After finding the percentage composition, the next step is to convert these masses into moles. Moles are a handy unit that chemists use to count particles, like atoms, in a sample. To find the moles, you divide the mass of each element by its molar mass (the mass of one mole of that element).
For boron, with a molar mass of 10.81 g/mol, we take 78.14 grams and divide by 10.81, resulting in approximately 7.228 moles of boron.
For hydrogen, with a molar mass of 1.01 g/mol, we calculate moles by dividing 21.86 grams by 1.01, giving us about 21.683 moles of hydrogen.
Understanding the mole concept is key to transforming mass data into molar data, which is more useful for calculations.

Molar Ratio

The molar ratio tells us the simplest whole number ratio of the moles of each element in a compound. We find this by dividing the calculated moles of each element by the smallest number of moles from our calculations.
In our case, we have approximately 7.228 moles of boron and 21.683 moles of hydrogen. By taking the smaller of the two numbers, which is 7.228, we divide the moles of both boron and hydrogen by this number:

• Boron: 7.228 / 7.228 = 1
• Hydrogen: 21.683 / 7.228 ≈ 3

This gives us a simplistic 1:3 molar ratio, indicating each boron is paired with approximately three hydrogens in the simplest form. This ratio is fundamental in deriving the empirical formula.

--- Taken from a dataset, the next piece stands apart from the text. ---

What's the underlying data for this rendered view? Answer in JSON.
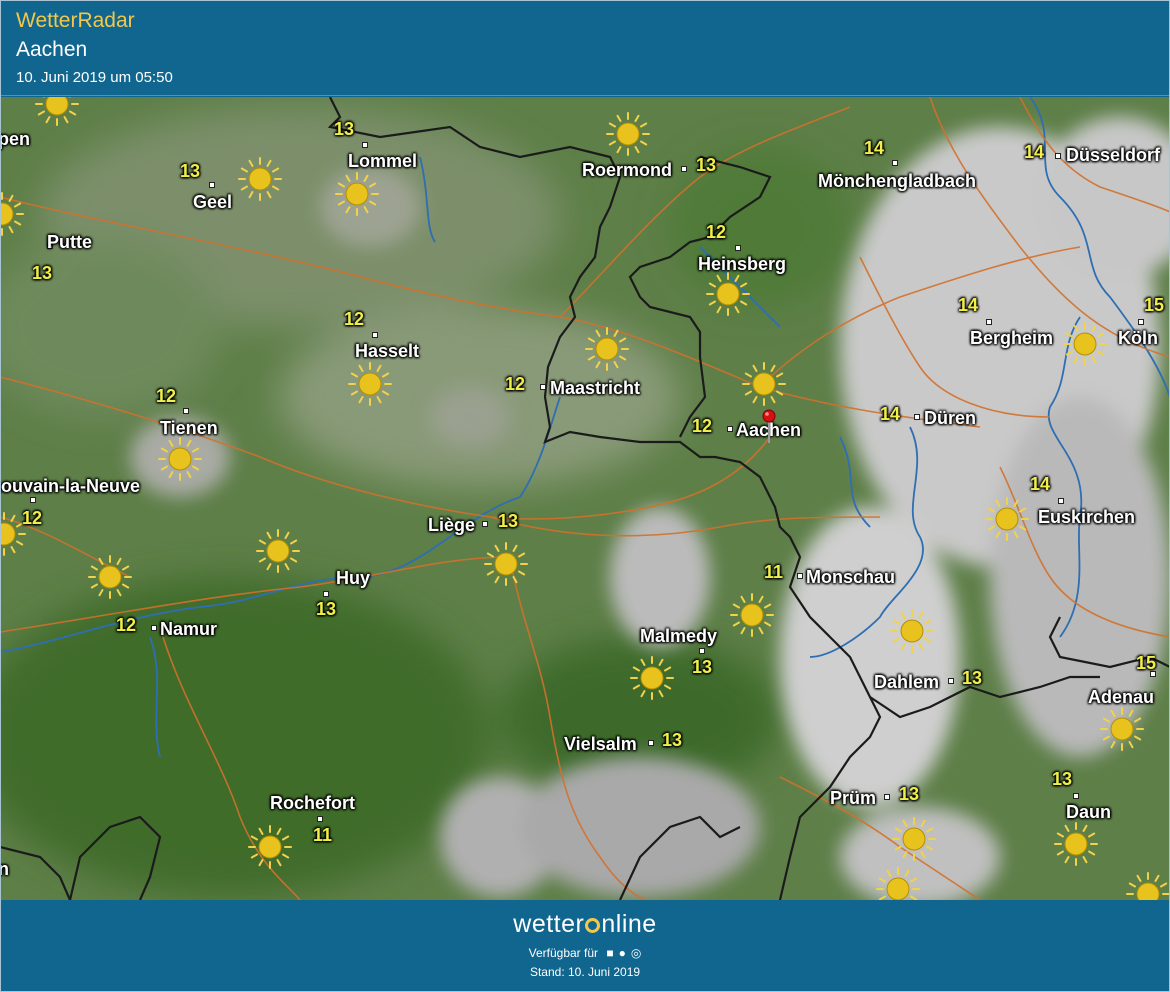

Empirical Formula Calculation

The empirical formula represents the simplest whole number ratio of elements in a compound. Using the molar ratio obtained, the empirical formula is constructed. From our case, we got a 1:3 ratio for boron to hydrogen. Thus, the empirical formula is denoted as \( BH_3 \).
To verify and further elaborate, we calculate the molar mass of the empirical formula \( BH_3 \), which adds up to 13.84 g/mol. If an experiment shows the compound's molar mass is between 27 and 28 g/mol, we can compare by using integer multiples of the empirical formula's molar mass.
The closest integer multiple that fits the observed molar mass is two, thus doubling the empirical formula gives us the molecular formula \( B_2H_6 \). This calculation shows that \( B_2H_6 \) is both the molecular and empirical basis of the compound.